New research considers the psychology of sexist humor.

By Tom Jacobs

(Photo: Forrest Cavale/Unsplash)

Here’s a joke: Is Google male or female? Female, because it doesn’t let you finish a sentence before making a suggestion.

Find that amusing, guys? Making a mental note to share it with your friends on the golf course or at the barber shop? If so, you might want to think again: All you are doing is demonstrating your fundamental insecurity.

According to a newly published study, sexist and anti-gay jokes are particularly amusing to men who feel their manhood is tenuous and threatened. Laughing at such jokes helps them “defend and restore their threatened masculinity,” writes a research team led by Western Carolina University psychologist Emma O’Connor.

Who knew “Take my wife … please!” had a subtext?

The study consisted of two experiments, the first of which featured 166 heterosexual male Americans recruited online. They first responded to a series of statements designed to measure their level of sexism and the extent to which they view masculinity as precarious. (“It is fairly easy for a man to lose his status as a man” was one such statement; participants rated it on a scale from one (strongly disagree) to seven (strongly agree).

Then, in what they were told was an unrelated study, participants were asked to imagine they had just been hired by “a comedy streaming company” to create customized feeds of humorous clips. They rated themselves on 20 personality dimensions, purportedly to help the company determine what types of customers they should be paired with.

Approximately half were told their personality rating “is very close to the average score for women, suggesting that you might have a more feminine personality and humor styles.” The others received no information about their personality score.

All were then assigned to read 20 jokes and determine which were the funniest. Five of these were explicitly sexist (“Why haven’t any woman gone to the moon? It doesn’t need cleaning yet”). Others were anti-gay, anti-Muslim, or neutral.

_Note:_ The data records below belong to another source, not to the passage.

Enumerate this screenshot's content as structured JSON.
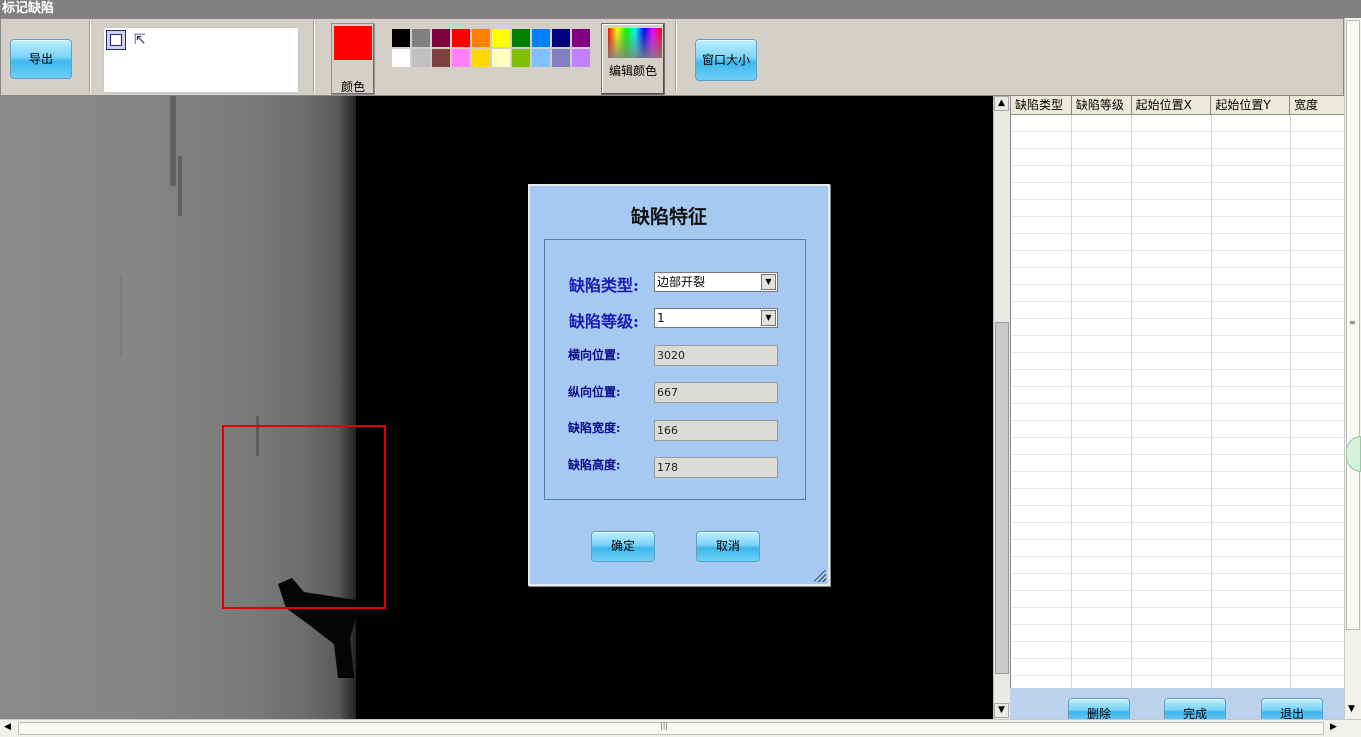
{
  "window": {
    "title": "标记缺陷"
  },
  "toolbar": {
    "export_label": "导出",
    "color_label": "颜色",
    "edit_colors_label": "编辑颜色",
    "window_size_label": "窗口大小",
    "current_color": "#ff0000",
    "palette": [
      "#000000",
      "#808080",
      "#800040",
      "#ff0000",
      "#ff8000",
      "#ffff00",
      "#008000",
      "#0080ff",
      "#000080",
      "#800080",
      "#ffffff",
      "#c0c0c0",
      "#804040",
      "#ff80ff",
      "#ffd700",
      "#ffffc0",
      "#80c000",
      "#80c0ff",
      "#8080c0",
      "#c080ff",
      "#d4d0c8",
      "#d4d0c8",
      "#d4d0c8",
      "#d4d0c8",
      "#d4d0c8",
      "#d4d0c8",
      "#d4d0c8",
      "#d4d0c8",
      "#d4d0c8",
      "#d4d0c8"
    ]
  },
  "table": {
    "columns": [
      "缺陷类型",
      "缺陷等级",
      "起始位置X",
      "起始位置Y",
      "宽度"
    ],
    "rows": []
  },
  "footer": {
    "delete_label": "删除",
    "finish_label": "完成",
    "exit_label": "退出"
  },
  "dialog": {
    "title": "缺陷特征",
    "defect_type_label": "缺陷类型:",
    "defect_type_value": "边部开裂",
    "defect_level_label": "缺陷等级:",
    "defect_level_value": "1",
    "horizontal_pos_label": "横向位置:",
    "horizontal_pos_value": "3020",
    "vertical_pos_label": "纵向位置:",
    "vertical_pos_value": "667",
    "width_label": "缺陷宽度:",
    "width_value": "166",
    "height_label": "缺陷高度:",
    "height_value": "178",
    "ok_label": "确定",
    "cancel_label": "取消"
  }
}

The researchers found the greater a man’s belief that masculinity is a precarious trait, the funnier he rated the sexist and anti-gay jokes. Importantly, this pattern was only found when the men had their masculinity threatened (by being told their humor style was feminine). Also importantly, it was not found for anti-Muslim or neutral jokes.

The second study, featuring 221 straight guys, replicated the results of the first. In addition, it found threatened men responded positively to the sexist or homophobic humor “because they believed it would restore an accurate impression of them — i.e., it would reaffirm their masculinity,” write O’Connor and her colleagues Thomas Ford and Noely Banos.

These results suggest settings where men might perceive their masculinity is threatened — such as a workplace run by a female manager — provide fertile ground for sexist humor. Since the wisecracker can always retreat to the “I was just kidding!” defense, these jokes become a relatively safe way for anxious men to assert their manliness.

So these guys will probably be around for a long time — until our culture adopts a new, more nuanced way of thinking about masculinity. While that’s unfortunate for the women (and non-sexist men) who have to listen to them, the situation isn’t as bad as it might be: This sort of humor would surely be a lot more prevalent had the presidential election gone the other way.